Dublin's St Patrick's Festival came to a close yesterday with a day-long outdoor circus and carnival on Merrion Square.
An array of singers, dancers, clowns and incarnate sausages gathered for the Denny Big Day Out, an elaborate bookend to the capital's five-day festival.
Two French tourists came upon the event by accident. "C'est quoi, ça?" one woman asked her friend. In front of them, the Liverpudlian percussion group Urban Strawberry Lunch filled the air with the unmistakable rhythmic thwacks of wooden sticks striking plastic barrels, gas canisters and tin cans, while the house alarms behind them wailed in protest. "Je sais pas," her friend replied. "Je sais pas."
At the fairground to the west and south of the square children swung, spun, bounced and leapt, looking content in that distressed way of theirs, while parents, happy to have the children flung around in the air if only for a few minutes, warmed up by the hotdog stand and the brass band assembled to the east.

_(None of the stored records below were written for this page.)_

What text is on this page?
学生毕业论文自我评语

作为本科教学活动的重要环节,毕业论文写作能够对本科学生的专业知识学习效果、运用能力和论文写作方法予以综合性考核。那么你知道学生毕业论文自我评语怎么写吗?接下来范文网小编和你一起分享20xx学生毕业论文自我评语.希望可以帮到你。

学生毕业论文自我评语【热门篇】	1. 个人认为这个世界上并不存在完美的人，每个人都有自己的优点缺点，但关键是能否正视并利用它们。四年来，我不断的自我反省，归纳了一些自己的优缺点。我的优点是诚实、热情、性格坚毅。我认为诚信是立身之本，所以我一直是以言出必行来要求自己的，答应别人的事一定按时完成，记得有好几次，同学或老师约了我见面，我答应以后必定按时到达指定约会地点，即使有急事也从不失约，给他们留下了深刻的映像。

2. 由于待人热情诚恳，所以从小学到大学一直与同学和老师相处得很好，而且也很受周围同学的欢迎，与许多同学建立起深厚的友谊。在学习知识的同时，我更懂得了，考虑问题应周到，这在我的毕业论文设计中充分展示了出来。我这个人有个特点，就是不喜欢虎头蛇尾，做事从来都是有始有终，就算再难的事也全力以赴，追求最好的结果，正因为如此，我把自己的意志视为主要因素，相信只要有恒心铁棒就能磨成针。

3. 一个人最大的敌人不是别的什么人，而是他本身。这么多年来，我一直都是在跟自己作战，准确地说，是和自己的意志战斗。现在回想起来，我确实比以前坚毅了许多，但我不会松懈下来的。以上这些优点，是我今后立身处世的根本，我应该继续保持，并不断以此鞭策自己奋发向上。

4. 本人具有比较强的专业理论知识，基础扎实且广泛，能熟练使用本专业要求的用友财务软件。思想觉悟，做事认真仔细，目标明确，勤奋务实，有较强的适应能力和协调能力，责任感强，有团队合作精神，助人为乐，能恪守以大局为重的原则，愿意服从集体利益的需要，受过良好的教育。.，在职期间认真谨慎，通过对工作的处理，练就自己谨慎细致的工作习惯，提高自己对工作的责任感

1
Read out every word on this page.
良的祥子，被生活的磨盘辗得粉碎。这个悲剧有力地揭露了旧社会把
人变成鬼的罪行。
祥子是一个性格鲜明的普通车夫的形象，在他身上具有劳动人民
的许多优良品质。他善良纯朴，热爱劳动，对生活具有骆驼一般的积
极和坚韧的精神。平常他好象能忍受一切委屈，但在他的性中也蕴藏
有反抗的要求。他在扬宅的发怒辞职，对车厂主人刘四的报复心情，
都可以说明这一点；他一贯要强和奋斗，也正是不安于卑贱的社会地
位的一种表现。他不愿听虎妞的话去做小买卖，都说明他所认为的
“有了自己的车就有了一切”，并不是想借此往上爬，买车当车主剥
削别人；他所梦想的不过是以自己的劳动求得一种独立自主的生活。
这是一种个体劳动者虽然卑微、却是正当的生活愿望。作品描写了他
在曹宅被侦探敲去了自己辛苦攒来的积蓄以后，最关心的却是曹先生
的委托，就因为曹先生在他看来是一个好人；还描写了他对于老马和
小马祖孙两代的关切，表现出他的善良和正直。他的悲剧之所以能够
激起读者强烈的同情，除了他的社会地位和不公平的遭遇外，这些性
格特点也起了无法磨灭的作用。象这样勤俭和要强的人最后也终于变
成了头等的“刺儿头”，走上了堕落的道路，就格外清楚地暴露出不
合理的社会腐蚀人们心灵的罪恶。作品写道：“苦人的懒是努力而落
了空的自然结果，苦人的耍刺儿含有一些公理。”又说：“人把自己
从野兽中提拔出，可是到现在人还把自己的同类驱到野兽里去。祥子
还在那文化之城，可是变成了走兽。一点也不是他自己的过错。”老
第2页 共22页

The cultural chameleon that is the St Patrick's Festival kept up its relentless internationalism with unbridled vim.
At the "cultural stage" Chinese singers and African bands vied with traditional Mongolian dancers "Diane" and "Emma" for the gaze of the shivering mass.
"Hello, Irish people," one singer yelled, but as with the performers, so too the assembled crowd: most were tourists, the mellifluous tones of French, Italian and Spanish dominating all others.
Lest anyone forget why they were here, though, there was the official merchandise stand to remind them. The diminishing stock spoke of a brisk trade in "shamrock masks" (€5) and "bishop's hats" (€9), each tastefully adorned with bright green beards for him and her.
A spokeswoman for the festival said the organisers were "absolutely delighted".
"The atmosphere here today is fantastic. There's a real carnival atmosphere, and they're nearly all activities that people can take part in.
"Obviously the weather wasn't ideal for the parade on Friday, but it [the turnout] really showed how much people love the parade."